Between August 2020 and July 2021, around 10 million tons of sunflower were harvested in the countries of the European Union. To supplement demand, seeds, oils and derivatives worth an equivalent of 5.2 million tonnes were imported, most of it from Ukraine. Something similar happens with rapeseed: about 10% of what is produced and imported is Ukrainian, corn (8%) or peas (5%).

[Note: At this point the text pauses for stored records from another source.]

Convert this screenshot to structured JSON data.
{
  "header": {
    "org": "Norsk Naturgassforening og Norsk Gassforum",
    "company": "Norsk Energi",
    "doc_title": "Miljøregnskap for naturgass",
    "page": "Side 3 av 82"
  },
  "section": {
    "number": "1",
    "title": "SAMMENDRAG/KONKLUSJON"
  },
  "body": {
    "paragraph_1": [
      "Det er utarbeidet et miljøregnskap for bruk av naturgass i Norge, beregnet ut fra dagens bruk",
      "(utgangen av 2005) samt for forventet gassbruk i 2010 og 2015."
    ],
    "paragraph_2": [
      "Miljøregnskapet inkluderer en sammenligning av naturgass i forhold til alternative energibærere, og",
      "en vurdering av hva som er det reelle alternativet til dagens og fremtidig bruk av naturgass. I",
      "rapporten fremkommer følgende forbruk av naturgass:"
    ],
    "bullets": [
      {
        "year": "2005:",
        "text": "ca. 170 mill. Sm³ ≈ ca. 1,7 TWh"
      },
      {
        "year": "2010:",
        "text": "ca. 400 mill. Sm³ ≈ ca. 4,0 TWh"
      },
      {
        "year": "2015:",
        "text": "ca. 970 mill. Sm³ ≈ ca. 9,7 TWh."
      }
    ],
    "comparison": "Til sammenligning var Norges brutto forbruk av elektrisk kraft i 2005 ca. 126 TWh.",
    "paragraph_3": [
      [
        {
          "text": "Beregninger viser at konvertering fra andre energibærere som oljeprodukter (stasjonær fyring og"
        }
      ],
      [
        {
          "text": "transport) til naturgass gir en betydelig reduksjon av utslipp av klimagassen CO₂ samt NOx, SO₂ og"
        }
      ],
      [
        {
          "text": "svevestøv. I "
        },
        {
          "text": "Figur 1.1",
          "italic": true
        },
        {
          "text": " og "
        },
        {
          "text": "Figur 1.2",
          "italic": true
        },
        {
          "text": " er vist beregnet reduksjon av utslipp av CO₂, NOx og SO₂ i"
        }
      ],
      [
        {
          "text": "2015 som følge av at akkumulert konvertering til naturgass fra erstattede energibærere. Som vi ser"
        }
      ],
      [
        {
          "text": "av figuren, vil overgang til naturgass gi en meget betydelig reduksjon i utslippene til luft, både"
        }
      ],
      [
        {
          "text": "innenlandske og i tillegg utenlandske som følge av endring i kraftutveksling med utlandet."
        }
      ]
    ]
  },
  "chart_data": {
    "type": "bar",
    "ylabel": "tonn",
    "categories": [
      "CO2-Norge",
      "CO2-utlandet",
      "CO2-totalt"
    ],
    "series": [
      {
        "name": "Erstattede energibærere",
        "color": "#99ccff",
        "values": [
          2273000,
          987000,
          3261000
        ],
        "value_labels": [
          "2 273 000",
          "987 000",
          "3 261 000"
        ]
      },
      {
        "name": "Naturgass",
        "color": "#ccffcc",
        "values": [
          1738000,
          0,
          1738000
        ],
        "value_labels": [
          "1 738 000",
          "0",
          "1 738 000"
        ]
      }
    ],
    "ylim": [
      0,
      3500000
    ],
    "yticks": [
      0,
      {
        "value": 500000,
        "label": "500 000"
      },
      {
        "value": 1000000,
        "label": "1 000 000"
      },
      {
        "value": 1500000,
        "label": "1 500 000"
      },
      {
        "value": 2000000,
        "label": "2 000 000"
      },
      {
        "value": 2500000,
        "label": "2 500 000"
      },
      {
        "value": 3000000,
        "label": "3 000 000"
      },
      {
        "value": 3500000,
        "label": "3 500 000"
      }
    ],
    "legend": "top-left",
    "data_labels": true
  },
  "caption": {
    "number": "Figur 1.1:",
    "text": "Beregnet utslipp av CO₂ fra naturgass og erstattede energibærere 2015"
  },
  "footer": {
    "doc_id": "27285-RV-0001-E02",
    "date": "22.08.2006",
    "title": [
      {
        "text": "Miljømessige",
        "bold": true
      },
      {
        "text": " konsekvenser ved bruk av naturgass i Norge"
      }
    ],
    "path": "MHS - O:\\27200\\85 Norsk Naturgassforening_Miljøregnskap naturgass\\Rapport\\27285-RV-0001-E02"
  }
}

This dependency is not the same for countries. In Spain, 34% of all sunflowers come from the Ukraine. Also 20% of corn, 18% of peas or 14% of rapeseed and its derivatives. In other countries the importance of some Ukrainian products is even greater. In Poland, their sunflower represents 90% of the total, they import almost half a million tons from the neighboring country. In the Netherlands it is 75%, in Portugal 48% and in Italy 42%.

Imports from Ukraine (%)

0 25% fifty%

Source: European Commission.

In addition, the situation is complicated outside Europe, explains Berkhout, not so much because of the availability of cereals and seeds as because of the resources needed to access them: “There are countries in North Africa and others, such as Bangladesh, that are very dependent on of Ukrainian exports. In addition, the World Food Program [que distribuye alimentos a proyectos de desarrollo, refugiados de larga duración y personas desplazadas] gets a lot of cereal from there. These countries have a problem. Of course, they can buy another cereal, but it is more expensive.” British intelligence warned this week that the reduction in Ukrainian grain supplies will generate inflationary pressures that will raise the price of these products around the world.